Ces films dont on ne vous parle pas (épisode 41)

18 Avr

// ELECTION – Johnnie To //

On n'imagine pas les conséquences d'une folle nuit d'amour avec Roselyne Bachelot.

Avant d’être cinéaste, Johnnie To est avant tout un producteur prolifique. Sa société de production abreuve depuis bien longtemps les écrans du Hong Kong de comédies très inégales. Mais depuis les années 90 et les exodes de John Woo, Tsui Hark et Ringo Lam, Milkyway domine le polar HK.

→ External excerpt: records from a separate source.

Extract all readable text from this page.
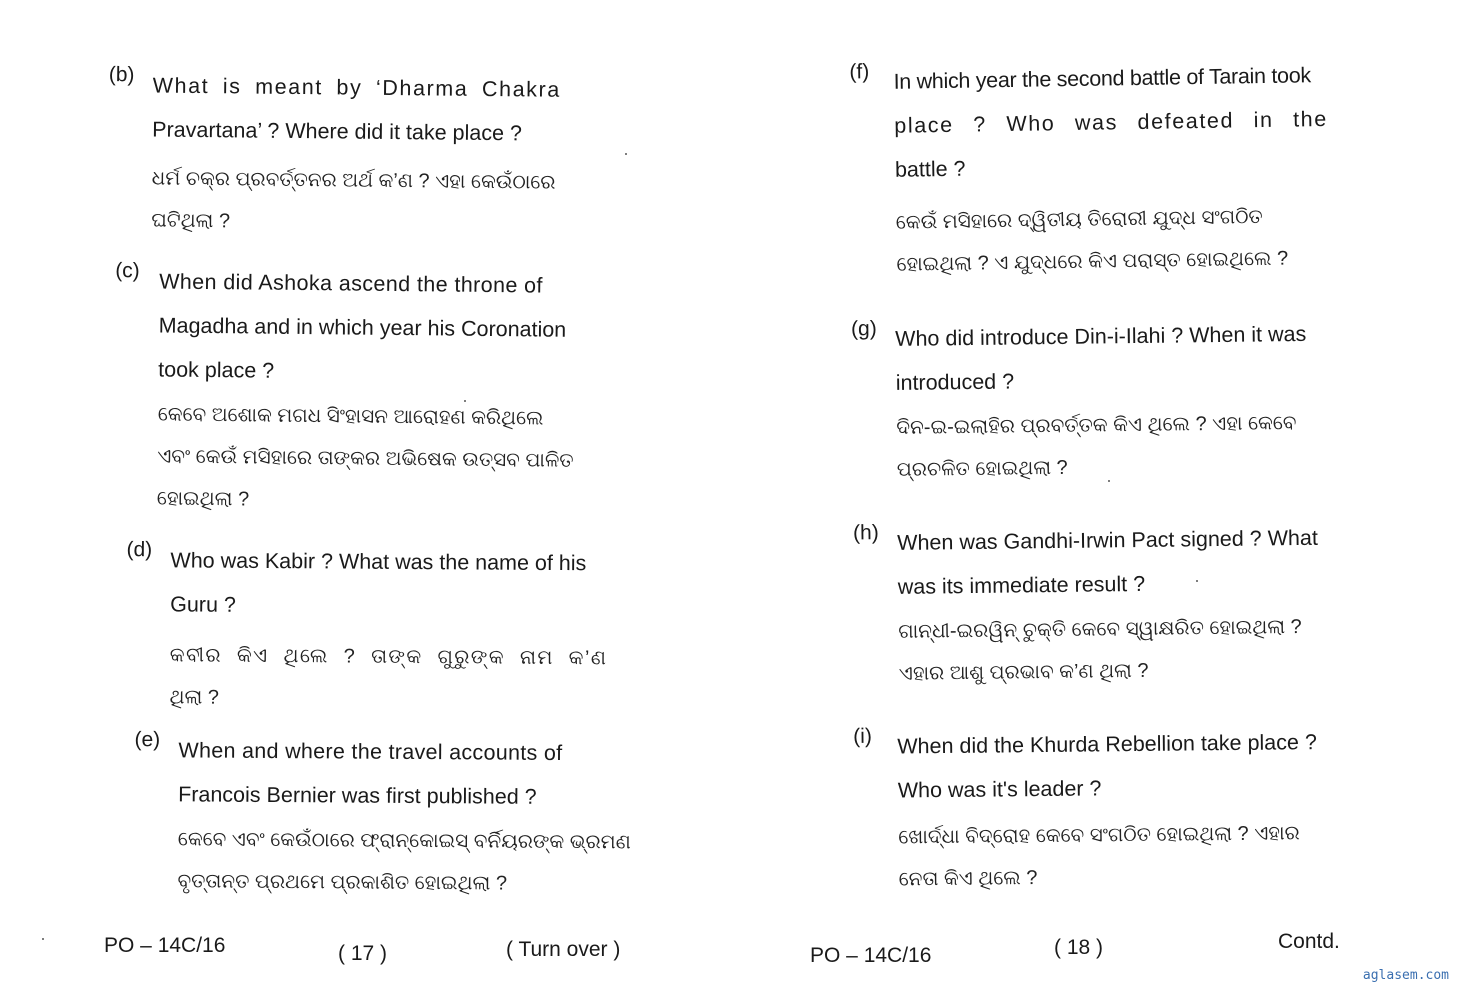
(b) What is meant by ‘Dharma Chakra
Pravartana’ ? Where did it take place ?
ଧର୍ମ ଚକ୍ର ପ୍ରବର୍ତ୍ତନର ଅର୍ଥ କ’ଣ ? ଏହା କେଉଁଠାରେ
ଘଟିଥିଲା ?
(c) When did Ashoka ascend the throne of
Magadha and in which year his Coronation
took place ?
କେବେ ଅଶୋକ ମଗଧ ସିଂହାସନ ଆରୋହଣ କରିଥିଲେ
ଏବଂ କେଉଁ ମସିହାରେ ତାଙ୍କର ଅଭିଷେକ ଉତ୍ସବ ପାଳିତ
ହୋଇଥିଲା ?
(d) Who was Kabir ? What was the name of his
Guru ?
କବୀର କିଏ ଥିଲେ ? ତାଙ୍କ ଗୁରୁଙ୍କ ନାମ କ’ଣ
ଥିଲା ?
(e) When and where the travel accounts of
Francois Bernier was first published ?
କେବେ ଏବଂ କେଉଁଠାରେ ଫ୍ରାନ୍‌କୋଇସ୍ ବର୍ନିୟରଙ୍କ ଭ୍ରମଣ
ବୃତ୍ତାନ୍ତ ପ୍ରଥମେ ପ୍ରକାଶିତ ହୋଇଥିଲା ?
PO – 14C/16	( 17 )	( Turn over )
(f) In which year the second battle of Tarain took
place ? Who was defeated in the
battle ?
କେଉଁ ମସିହାରେ ଦ୍ୱିତୀୟ ତିରୋରୀ ଯୁଦ୍ଧ ସଂଗଠିତ
ହୋଇଥିଲା ? ଏ ଯୁଦ୍ଧରେ କିଏ ପରାସ୍ତ ହୋଇଥିଲେ ?
(g) Who did introduce Din-i-Ilahi ? When it was
introduced ?
ଦିନ-ଇ-ଇଲାହିର ପ୍ରବର୍ତ୍ତକ କିଏ ଥିଲେ ? ଏହା କେବେ
ପ୍ରଚଳିତ ହୋଇଥିଲା ?
(h) When was Gandhi-Irwin Pact signed ? What
was its immediate result ?
ଗାନ୍ଧୀ-ଇରୱିନ୍ ଚୁକ୍ତି କେବେ ସ୍ୱାକ୍ଷରିତ ହୋଇଥିଲା ?
ଏହାର ଆଶୁ ପ୍ରଭାବ କ’ଣ ଥିଲା ?
(i) When did the Khurda Rebellion take place ?
Who was it's leader ?
ଖୋର୍ଦ୍ଧା ବିଦ୍ରୋହ କେବେ ସଂଗଠିତ ହୋଇଥିଲା ? ଏହାର
ନେତା କିଏ ଥିଲେ ?
PO – 14C/16	( 18 )	Contd.
aglasem.com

Le nom de Johnnie To est presque devenu une marque. Il a su imposer un style, un ton, et faire évoluer le genre. Pourtant, il n’est pas aisé de dégager de sa filmographie une œuvre phare, un authentique chef d’œuvre. Mais, à bien y regarder, Election constitue sans doute l’aboutissement de sa démarche.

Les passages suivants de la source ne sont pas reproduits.